How to connect to an API and parse XML (and why you would want to)

Many beginner programmers see the acronym API all over the place. Why are API's everywhere? What do you do with them? How do they work? At the same time, many beginner programmers see or encounter XML. Why is XML everywhere? How do you turn XML into the integers or strings that I know how to deal with? These are excellent questions that aspiring programmers may ask themselves. For me it was difficult to grasp the big picture and see exactly why these two acronyms were talked about so often in the programming world. In this article I'll explain what API's are, why XML is so often associated with them, and at the end give a short example of how to "connect" to an API, grab some XML from it, and parse it to turn it into the integers or strings that you probably know how to manipulate on a regular basis.

So what is an API (besides an Application Programming Interface)?

Imagine you worked for a large company named Word Co. that organized words, specifically English language words.
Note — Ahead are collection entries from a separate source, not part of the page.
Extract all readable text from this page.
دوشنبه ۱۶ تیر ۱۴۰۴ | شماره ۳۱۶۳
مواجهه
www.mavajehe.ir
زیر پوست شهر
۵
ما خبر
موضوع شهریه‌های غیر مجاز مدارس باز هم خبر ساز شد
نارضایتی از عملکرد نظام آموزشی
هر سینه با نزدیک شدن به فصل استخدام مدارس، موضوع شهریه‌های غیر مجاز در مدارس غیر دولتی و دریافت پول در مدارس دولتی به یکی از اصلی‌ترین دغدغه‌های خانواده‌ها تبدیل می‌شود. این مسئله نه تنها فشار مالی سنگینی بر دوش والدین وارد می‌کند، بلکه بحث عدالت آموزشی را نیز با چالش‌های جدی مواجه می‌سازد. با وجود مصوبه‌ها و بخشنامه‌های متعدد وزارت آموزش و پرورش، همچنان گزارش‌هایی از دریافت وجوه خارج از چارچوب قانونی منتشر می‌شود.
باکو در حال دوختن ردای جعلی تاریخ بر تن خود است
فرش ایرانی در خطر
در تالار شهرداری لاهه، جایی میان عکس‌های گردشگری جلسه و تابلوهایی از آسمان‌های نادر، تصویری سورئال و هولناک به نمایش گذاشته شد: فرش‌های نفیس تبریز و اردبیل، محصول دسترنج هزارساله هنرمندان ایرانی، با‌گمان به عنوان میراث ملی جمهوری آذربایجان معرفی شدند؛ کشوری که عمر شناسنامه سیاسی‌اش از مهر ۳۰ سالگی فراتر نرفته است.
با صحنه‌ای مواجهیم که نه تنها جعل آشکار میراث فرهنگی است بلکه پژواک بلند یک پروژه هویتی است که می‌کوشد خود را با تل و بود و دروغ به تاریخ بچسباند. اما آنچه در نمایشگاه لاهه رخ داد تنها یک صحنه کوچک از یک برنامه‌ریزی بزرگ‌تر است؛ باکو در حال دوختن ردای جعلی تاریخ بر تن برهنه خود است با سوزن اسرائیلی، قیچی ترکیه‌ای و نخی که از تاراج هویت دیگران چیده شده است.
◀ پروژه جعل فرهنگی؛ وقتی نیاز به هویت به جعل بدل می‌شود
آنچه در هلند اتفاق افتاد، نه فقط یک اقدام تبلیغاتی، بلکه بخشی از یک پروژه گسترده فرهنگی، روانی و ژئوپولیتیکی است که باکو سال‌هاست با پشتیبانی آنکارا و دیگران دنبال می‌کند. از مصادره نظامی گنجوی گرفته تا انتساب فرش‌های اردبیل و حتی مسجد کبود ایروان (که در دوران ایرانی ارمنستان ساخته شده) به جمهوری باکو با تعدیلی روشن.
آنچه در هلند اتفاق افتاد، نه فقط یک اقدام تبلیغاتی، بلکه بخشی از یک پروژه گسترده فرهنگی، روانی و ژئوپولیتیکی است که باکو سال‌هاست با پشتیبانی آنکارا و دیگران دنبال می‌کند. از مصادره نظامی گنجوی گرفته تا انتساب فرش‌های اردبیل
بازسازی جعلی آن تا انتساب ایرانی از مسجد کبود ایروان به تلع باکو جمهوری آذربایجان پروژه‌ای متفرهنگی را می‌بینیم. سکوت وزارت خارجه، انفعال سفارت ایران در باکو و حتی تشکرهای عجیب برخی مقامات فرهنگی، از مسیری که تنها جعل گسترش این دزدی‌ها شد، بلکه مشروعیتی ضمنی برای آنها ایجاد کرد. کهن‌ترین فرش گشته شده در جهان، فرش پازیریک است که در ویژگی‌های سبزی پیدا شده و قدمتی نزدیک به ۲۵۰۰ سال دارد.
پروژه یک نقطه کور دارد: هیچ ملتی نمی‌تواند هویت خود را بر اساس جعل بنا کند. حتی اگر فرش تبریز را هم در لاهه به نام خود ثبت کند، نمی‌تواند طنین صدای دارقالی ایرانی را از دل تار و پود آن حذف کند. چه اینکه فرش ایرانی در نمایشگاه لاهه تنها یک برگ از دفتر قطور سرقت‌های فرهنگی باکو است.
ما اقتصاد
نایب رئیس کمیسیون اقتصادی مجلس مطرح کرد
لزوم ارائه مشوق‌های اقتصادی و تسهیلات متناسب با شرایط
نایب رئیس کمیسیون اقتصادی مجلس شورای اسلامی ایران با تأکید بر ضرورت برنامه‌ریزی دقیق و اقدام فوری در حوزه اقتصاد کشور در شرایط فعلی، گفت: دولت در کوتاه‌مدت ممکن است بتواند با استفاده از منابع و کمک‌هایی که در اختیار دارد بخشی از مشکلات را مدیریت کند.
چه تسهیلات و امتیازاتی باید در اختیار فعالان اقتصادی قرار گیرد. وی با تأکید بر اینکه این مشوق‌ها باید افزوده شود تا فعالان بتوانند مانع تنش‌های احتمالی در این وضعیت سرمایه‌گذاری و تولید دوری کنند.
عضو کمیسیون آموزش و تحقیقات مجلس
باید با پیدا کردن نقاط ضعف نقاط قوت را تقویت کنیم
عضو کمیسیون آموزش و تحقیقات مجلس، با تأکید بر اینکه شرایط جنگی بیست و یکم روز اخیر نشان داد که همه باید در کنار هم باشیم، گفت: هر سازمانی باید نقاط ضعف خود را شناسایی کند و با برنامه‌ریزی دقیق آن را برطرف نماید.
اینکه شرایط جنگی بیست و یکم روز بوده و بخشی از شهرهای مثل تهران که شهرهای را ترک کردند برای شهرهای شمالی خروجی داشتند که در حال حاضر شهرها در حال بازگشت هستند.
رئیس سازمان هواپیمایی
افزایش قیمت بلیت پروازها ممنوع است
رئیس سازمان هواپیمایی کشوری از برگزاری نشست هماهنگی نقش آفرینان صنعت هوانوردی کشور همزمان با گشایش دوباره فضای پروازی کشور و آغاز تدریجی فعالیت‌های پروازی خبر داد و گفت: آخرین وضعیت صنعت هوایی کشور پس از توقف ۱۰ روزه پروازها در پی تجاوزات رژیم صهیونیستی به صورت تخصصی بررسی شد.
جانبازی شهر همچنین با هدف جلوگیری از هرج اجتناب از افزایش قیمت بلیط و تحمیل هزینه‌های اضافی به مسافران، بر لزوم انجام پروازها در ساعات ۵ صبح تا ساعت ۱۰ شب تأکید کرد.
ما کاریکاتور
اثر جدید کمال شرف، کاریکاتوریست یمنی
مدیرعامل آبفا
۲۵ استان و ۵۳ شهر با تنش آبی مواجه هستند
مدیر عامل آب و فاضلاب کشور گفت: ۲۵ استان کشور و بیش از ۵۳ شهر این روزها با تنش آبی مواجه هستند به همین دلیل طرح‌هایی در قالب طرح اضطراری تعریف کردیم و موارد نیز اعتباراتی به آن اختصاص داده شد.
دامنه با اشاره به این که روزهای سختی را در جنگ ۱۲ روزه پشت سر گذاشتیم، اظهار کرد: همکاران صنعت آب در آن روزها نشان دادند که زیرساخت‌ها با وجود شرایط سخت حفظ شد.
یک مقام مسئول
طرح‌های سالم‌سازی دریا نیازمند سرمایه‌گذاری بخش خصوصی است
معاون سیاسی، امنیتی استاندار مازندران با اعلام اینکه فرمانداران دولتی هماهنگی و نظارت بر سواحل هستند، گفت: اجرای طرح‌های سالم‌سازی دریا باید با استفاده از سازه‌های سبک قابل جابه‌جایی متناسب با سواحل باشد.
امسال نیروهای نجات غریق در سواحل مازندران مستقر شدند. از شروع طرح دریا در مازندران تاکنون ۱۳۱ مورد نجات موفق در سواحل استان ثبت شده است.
Perhaps your company scanned a bunch of textbooks and collected all of the words, counted the words, and created a big database full of useful information related to words. Basically you have a big set of information and one day your company (Word Co.) decides it wants to make all of that data available for other companies or allow individuals to see or access it. What are your options?

  • Give people the actual database
  • Make a website that pulls from the database
  • Make an API that allows programmers to interact with the database

The first option is probably not a good one because the database can be huge (potentially gigabytes or terabytes of information), you may be using a proprietary database (such as Google's BigTable) or software, or maybe you just spent millions of dollars collecting this information and you want to charge people for accessing it.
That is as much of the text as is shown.